No…instead we get CGI-everything from Nispel. Every blow to an unfortunate foe brings a burst of blood, save the opening birthing scene curiously enough, and dismembered soldiers, severed limbs, awful maiming, and reckless brutality occupy much of the visual landscape. At one point a good friend and fellow critic leaned over and asked me what was going on and I simply could not answer him. You see, just before he asked me that, we had witnessed a 5 or 6 minute battle sequence where every nuance of sound was fused together in an unbearable audio track of mayhem and all appearances of a plausible storyline had long since ran its course.

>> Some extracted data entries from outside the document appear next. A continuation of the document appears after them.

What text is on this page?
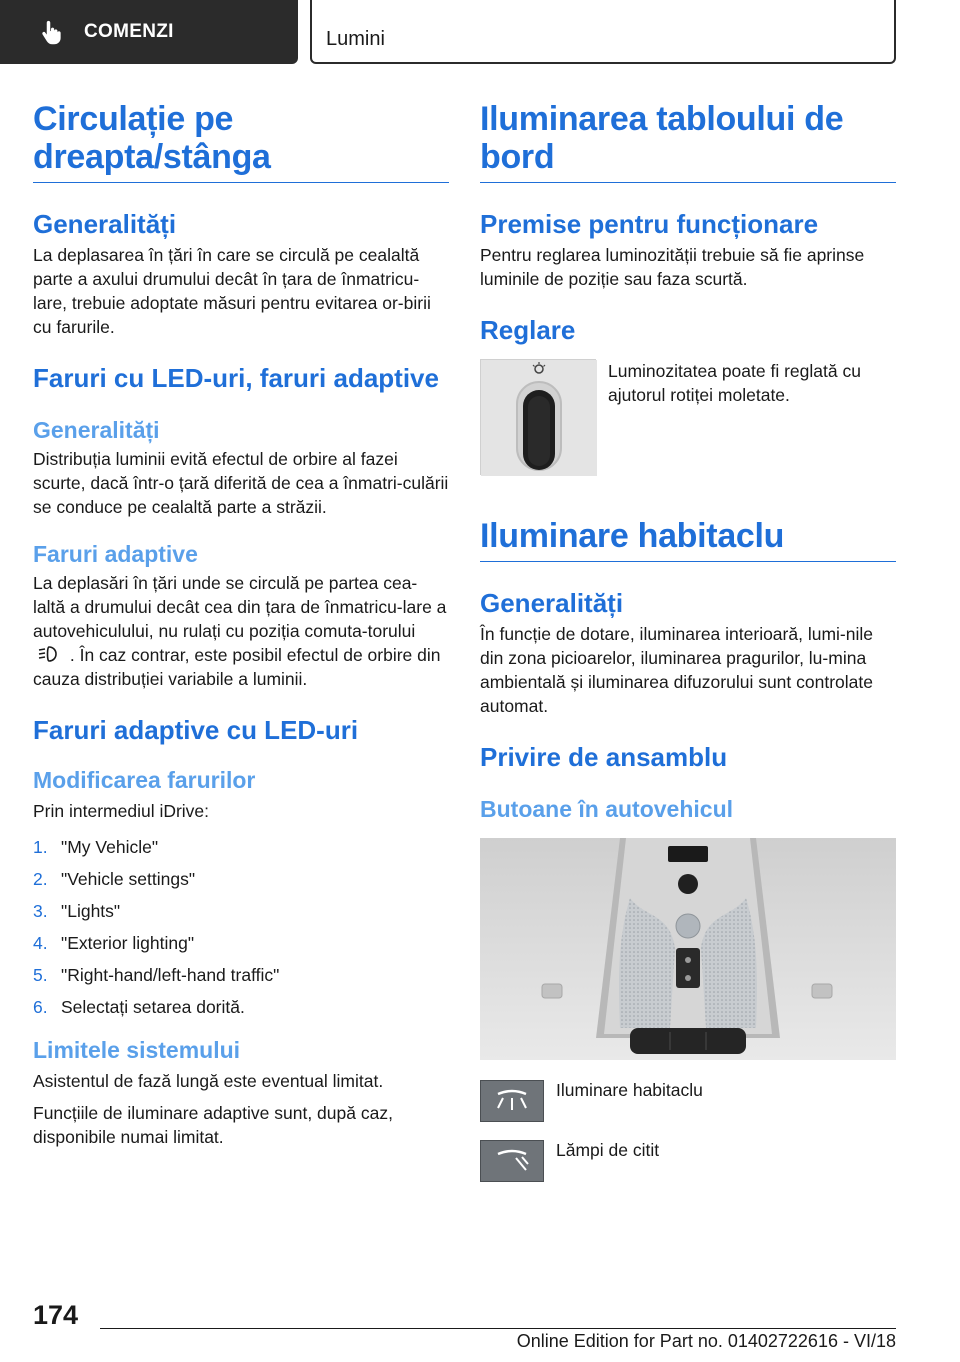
COMENZI	Lumini
Circulație pe dreapta/stânga
Generalități

La deplasarea în țări în care se circulă pe cealaltă parte a axului drumului decât în țara de înmatricu-lare, trebuie adoptate măsuri pentru evitarea or-birii cu farurile.

Faruri cu LED-uri, faruri adaptive
Generalități

Distribuția luminii evită efectul de orbire al fazei scurte, dacă într-o țară diferită de cea a înmatri-culării se conduce pe cealaltă parte a străzii.

Faruri adaptive

La deplasări în țări unde se circulă pe partea cea-laltă a drumului decât cea din țara de înmatricu-lare a autovehiculului, nu rulați cu poziția comuta-torului  . În caz contrar, este posibil efectul de orbire din cauza distribuției variabile a luminii.

Faruri adaptive cu LED-uri
Modificarea farurilor

Prin intermediul iDrive:

1. "My Vehicle"
2. "Vehicle settings"
3. "Lights"
4. "Exterior lighting"
5. "Right-hand/left-hand traffic"
6. Selectați setarea dorită.
Limitele sistemului

Asistentul de fază lungă este eventual limitat.

Funcțiile de iluminare adaptive sunt, după caz, disponibile numai limitat.

Iluminarea tabloului de bord
Premise pentru funcționare

Pentru reglarea luminozității trebuie să fie aprinse luminile de poziție sau faza scurtă.

Reglare

Luminozitatea poate fi reglată cu ajutorul rotiței moletate.

Iluminare habitaclu
Generalități

În funcție de dotare, iluminarea interioară, lumi-nile din zona picioarelor, iluminarea pragurilor, lu-mina ambientală și iluminarea difuzorului sunt controlate automat.

Privire de ansamblu
Butoane în autovehicul

Iluminare habitaclu

Lămpi de citit

174
Online Edition for Part no. 01402722616 - VI/18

Seemingly, Marcus Nispel is content providing blood-soaked violence and gratuitous nudity for virtually all 112 minutes of “Conan The Barbarian”. How he ever got Morgan Freeman to utter two segments of nonsensical narration, I will never know. Additionally, if you can explain why Nispel decides on utilizing title card location markers for mythical places that are never identified by characters or framed in any working context, then you are a better reviewer than I am. While I was lost in trying to understand the plot, I was lost in the world Conan lived in. I guess my cinematic GPS failed me yet again.

If “Conan” sounds like so-bad-it-is-good cinema, it is not except for that brilliantly awful beginning. The film is a long, boring, turgid slog to endure. The fact that it is exhibited in 3D is anger-inducing, as I easily watched more than half of the film with my glasses OFF, rendering the 3D nothing more than a shameful attempt at trying to get some ROI for the project.

“Conan The Barbarian” is as bad as it looks, as unnecessary as it seems, and is best left ignored.

Should I See It?

YES

You are a fan of the original and am curious to see how a 2011 Conan The Barbarian film stacks up in today’s more technologically advanced era of filmmaking.

You enjoy films directed by Marcus Nispel. Or perhaps his earlier work in music videos – far superior to his theatrical work, in my humble opinion.

Your idea of fantasy films is not those silly and overlong “Lord Of The Rings” films, but the lion-cloth infused romps from the 1980s.

Money is no object to you.

NO

Read above. ON THE BATTLEFIELD? Seriously…

What on earth possessed Morgan Freeman to narrate two paragraphs of dialogue in the first 15 minutes and then NEVER BE HEARD FROM AGAIN? Oh, I despise this movie.

It’s perhaps the WORST post-converted 3D film I have seen this year. There is no need to see films in 3D anyway, but this is one of the worst offenders.

Jason Momoa is not Arnold Schwarzenegger, even if he can handle his own in an action scene. This will not make him an A-lister and may actually ruin Rose McGowan’s listless career with her performance here.

Permanent link to this article: http://shouldiseeit.net/article/conan-the-barbarian-2011

2 comments

  1. Robert Hamer

    Who knew Rose McGowan had a career to ruin?

  2. danadrums

    Perhaps would behove some of these self-appointed critics to consider the context of this film vis a vis the original stories by Robert E. Howard. As I read this “review”, I kept asking myself “Why?” Why is this being reviewed as a comparison to Ahnuld’s showcase in the 80′s? Why does the reviewer have no CLUE that, in Howard’s Conan stories, it is mentioned several times that he WAS born in the middle of a battle? Why do people with no background in the source material for a movie, review that movie?

    I do, however, agree that this latent infatuation with 3D is getting old. Make a good movie, forget the high-tech nonsense.